Setelah Rasulullah Shallallahu 'Alaihi Wasallam selesai dari majlisnya, beliau bersabda: “Maukah aku kabarkan tentang tiga orang tadi? Adapun seorang dari mereka, ia datang menemui Allah maka Allah datang menemuinya. Adapun yang seorang tadi, ia malu maka Allah malu kepadanya. Adapun yang seorang lagi, ia berpaling maka Allah berpaling darinya.” (HR. Al-Bukhari dan Muslim)
           
Dalam hadis tersebut menunjukkan bahwa ada tiga orang sahabat yang datang ke masjid, di tengah-tengah jamaah yang lain. Mereka langsung duduk dan tidak diperintahkan untuk shalat tahiyyatul masjid. Atas dasar ini dapat difahami bahwa shalat tahiyyatul masjid itu hukumnya hanya sunnah, tidak sampai wajib.

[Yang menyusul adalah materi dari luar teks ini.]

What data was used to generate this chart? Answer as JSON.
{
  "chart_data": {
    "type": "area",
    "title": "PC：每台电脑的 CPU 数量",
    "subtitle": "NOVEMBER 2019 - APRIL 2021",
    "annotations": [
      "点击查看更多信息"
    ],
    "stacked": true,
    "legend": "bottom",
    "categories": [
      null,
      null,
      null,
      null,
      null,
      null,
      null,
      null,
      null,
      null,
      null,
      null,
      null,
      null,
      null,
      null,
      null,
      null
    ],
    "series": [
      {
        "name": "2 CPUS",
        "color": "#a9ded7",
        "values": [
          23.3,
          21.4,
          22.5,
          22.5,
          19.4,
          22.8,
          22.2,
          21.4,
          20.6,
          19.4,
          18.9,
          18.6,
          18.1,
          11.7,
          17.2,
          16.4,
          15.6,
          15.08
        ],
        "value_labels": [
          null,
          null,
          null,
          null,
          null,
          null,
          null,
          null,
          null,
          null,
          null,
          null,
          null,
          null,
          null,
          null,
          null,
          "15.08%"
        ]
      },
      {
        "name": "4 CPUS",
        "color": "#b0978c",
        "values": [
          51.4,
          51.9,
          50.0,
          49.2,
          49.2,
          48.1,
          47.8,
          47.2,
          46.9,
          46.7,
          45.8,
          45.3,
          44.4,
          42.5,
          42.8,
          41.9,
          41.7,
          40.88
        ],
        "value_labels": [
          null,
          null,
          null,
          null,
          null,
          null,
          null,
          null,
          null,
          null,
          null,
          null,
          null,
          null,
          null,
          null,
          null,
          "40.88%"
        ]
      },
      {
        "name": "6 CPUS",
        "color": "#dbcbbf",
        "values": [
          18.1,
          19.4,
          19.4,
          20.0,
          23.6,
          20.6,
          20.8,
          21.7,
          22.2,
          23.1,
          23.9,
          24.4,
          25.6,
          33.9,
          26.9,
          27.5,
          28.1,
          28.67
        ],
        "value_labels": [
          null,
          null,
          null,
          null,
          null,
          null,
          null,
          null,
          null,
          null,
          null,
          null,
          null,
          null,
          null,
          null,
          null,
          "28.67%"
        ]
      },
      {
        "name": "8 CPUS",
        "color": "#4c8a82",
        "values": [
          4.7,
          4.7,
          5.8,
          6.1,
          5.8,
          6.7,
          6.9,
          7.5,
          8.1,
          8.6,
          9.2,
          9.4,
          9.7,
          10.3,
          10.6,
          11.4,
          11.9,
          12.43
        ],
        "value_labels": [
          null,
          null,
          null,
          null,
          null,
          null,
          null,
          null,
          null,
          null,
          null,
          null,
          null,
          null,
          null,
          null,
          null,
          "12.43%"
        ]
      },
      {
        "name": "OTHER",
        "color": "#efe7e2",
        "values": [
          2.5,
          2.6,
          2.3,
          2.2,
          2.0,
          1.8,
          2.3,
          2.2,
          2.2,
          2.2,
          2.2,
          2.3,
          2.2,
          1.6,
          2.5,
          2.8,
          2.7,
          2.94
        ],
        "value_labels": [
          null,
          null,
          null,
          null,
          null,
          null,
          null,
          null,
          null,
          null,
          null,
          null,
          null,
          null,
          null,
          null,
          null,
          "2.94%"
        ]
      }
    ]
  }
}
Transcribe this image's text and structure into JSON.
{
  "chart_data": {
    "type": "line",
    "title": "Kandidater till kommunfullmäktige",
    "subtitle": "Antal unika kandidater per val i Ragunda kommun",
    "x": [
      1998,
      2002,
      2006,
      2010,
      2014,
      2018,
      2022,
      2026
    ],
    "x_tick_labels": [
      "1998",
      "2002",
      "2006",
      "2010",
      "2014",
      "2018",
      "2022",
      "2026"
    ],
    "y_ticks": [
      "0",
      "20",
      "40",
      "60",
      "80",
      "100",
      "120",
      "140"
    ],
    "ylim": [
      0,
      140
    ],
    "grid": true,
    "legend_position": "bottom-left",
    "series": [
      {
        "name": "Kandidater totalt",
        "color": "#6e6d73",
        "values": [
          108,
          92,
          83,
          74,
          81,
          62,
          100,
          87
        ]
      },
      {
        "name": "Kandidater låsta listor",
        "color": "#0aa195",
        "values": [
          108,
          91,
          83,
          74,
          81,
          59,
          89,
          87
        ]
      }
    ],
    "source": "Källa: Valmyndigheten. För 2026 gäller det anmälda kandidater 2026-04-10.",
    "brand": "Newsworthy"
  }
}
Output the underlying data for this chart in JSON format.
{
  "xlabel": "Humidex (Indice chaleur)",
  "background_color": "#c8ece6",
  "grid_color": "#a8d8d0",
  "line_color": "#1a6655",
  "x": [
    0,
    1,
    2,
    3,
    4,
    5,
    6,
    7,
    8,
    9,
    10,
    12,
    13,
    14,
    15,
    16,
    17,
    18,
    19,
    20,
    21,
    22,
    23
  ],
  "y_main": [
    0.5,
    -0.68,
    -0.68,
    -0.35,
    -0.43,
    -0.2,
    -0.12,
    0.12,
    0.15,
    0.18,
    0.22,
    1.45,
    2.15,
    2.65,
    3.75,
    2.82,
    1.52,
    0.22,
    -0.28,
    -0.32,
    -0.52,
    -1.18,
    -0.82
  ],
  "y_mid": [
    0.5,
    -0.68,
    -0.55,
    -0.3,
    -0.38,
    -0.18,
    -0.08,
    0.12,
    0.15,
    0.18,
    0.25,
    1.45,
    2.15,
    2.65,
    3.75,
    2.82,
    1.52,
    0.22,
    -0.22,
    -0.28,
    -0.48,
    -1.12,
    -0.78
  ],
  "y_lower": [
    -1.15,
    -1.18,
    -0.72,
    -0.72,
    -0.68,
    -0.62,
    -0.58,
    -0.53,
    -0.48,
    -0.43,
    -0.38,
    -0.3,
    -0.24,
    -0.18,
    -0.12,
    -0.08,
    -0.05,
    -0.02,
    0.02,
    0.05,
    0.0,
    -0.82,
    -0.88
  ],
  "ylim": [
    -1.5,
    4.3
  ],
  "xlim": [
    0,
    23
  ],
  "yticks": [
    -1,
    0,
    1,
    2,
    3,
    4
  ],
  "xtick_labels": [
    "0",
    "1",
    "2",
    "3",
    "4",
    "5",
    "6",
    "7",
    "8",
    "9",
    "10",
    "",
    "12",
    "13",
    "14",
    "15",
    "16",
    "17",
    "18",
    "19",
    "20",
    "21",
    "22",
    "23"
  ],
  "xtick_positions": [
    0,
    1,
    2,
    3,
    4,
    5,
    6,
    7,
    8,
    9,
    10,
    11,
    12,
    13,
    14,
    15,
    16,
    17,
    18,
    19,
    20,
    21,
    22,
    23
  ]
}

 al-Nawawi berkata: “Sahabat-sahabat kami berpendapat, tidak disyaratkan berniat tahiyatul masjid dengan shalat dua rakaat, jika dia shalat dua rakaat dengan niat shalat sunnah mutlak atau dua rakaat rawatib atau bukan rawatib atau shalat fardhu, maka hal itu cukup baginya dan terwujud untuknya apa yang diniatkannya dan terwujud pula tahiyyatul masjid secara otomatis, dan tidak ada perbedaan di kalangan ulama dalam hal ini.”(Al-Nawawi, Syarh Shahih Muslim, V/ 226; dan  al-Majmu’ Syarh al-Muhadzdzab, IV/ 52.)

Kesimpulan
1.  Shalat tahiyyatul masjid adalah shalat yang disyariatkan setiap memasuki masjid;
2. Shalat tahiyyatul masjid memang diperintahkan bahkan ditekankan, namun hukumnya tidak sampai wajib, tetapi sunnah muakkadah;
3. Alasan tidak sampai kepada wajib, mengingat ada hadis lain yang membatasi wajibnya hanya pada shalat lima waktu, dan adanya pembiaran Nabi Saw (beliau tidak menyuruh shalat tahiyyatul masjid) terhadap tiga sahabat yang langsung duduk di masjid.
4. Karena itu, hukum shalat tahiyyatul masjid adalah sunnah muakkadah.


Wallahu a’lam !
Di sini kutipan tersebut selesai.